Ce comité est dirigé par le directeur de l’Institut national de la recherche agronomique d’Algérie (INRAA) et regroupe tous les intervenants du secteur de l’agriculture, y compris les entreprises.
A la recherche du modèle gagnant
En dépit de tous les efforts tendus vers la formation, la recherche et la vulgarisation, la relation entre les secteurs de la production agricole et les structures chargées de la connaissance et de la diffusion des techniques, peinent encore à atteindre la pleine maturité.
La réorganisation du secteur agricole, entamée à la fin des années 1980, avec la création des exploitations agricoles collectives et individuelles (EAI et EAC) en 1987 (organisation qui a succédé aux anciens domaines autogérés hérités des fermes coloniales) avait, un certain moment, nourri l’illusion sur la possibilité de la modernisation de ces exploitations, qui s’étendent sur presque trois millions d’hectares, constituées des terres les plus fertiles du pays.
Cette espérance était fondée sur la présence de techniciens et ingénieurs dans les collectifs attributaires des terres du domaine privé de l’Etat. Or, il s’avérera rapidement que les conflits entre les attributaires – dus à plusieurs facteurs (des profils fort différents, impréparation de certains anciens ouvriers à assumer des responsabilités de gestion…) – prendront une telle ampleur que les exploitations sont fractionnées d’une façon informelle et ne bénéficient d’aucun apport technique supplémentaire par rapport à la situation antérieure.
L’une des faiblesses de ce système d’exploitation est également cette relation peu «charnelle» qui lie l’exploitant à la terre du fait d’un statut qui n’arrive pas à acquérir sa forme définitive. La formule d’exploitation adoptée était la jouissance perpétuelle, consacrée par des actes administratifs.

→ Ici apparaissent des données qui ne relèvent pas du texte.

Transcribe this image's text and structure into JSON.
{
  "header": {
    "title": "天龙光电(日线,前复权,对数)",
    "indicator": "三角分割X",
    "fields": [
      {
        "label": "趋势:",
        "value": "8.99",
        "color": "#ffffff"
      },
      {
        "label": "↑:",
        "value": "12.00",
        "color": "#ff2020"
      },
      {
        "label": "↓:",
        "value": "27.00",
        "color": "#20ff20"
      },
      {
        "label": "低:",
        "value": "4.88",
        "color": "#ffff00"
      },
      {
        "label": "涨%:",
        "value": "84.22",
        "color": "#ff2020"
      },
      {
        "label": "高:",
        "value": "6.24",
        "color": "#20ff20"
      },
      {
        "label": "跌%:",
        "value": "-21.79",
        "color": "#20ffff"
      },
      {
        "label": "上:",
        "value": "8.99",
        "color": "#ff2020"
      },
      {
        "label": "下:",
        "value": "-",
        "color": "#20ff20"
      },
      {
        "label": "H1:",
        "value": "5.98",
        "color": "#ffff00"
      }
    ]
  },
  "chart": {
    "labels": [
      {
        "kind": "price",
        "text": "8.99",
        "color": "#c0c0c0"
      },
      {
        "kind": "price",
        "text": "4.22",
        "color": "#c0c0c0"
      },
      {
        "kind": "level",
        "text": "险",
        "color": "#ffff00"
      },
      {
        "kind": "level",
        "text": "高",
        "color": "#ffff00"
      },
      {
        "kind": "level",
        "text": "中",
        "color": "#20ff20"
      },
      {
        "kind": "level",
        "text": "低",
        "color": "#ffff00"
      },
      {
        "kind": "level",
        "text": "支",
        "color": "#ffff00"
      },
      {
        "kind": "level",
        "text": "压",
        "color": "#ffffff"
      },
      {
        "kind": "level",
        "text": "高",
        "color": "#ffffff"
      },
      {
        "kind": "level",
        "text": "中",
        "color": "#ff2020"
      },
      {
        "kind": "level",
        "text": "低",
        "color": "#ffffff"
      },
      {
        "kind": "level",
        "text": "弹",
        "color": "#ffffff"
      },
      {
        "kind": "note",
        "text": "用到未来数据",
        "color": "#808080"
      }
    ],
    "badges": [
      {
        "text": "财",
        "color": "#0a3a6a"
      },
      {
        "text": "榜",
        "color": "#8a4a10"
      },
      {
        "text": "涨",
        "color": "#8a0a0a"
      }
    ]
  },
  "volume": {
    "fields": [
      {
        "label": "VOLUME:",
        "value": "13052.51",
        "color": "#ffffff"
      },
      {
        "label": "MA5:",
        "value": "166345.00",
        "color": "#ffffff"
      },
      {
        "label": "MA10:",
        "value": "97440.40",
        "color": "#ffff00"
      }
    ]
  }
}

Outre les faiblesses techniques et la désorganisation/remembrement interne, ces exploitations ont été souvent convoitées, particulièrement autour des grandes villes comme Alger, Blida, Boumerdès, Oran, pour servir illégalement d’assiettes pour la construction de logements. Les dizaines d’affaires de dilapidation du foncier agricole portées devant la justice, et dont les attributaires et les maires sont des complices actifs, renseignent amplement sur une dérive mafieuse qui a fait beaucoup de mal à l’agriculture.
Depuis 2010, la jouissance perpétuelle a été reconvertie en un système de concession d’une durée de 40 ans renouvelable. La mise en œuvre de ce nouveau mode faire-valoir (titres de concession, plan cadastral) revient à une nouvelle structure administrative créée en 2009 sous le nom d’Office national des terres agricoles, avec des antennes régionales et de wilaya.
Dans les exploitations privées et les terres des zones de montagne, les aspects techniques demeurent le parent pauvre de l’activité agricole. Sur des terres très morcelées, les grands équipements agricoles ne peuvent être mobilisés que dans deux cadres réglementaires tels qu’ils sont connus dans la plupart des pays du monde.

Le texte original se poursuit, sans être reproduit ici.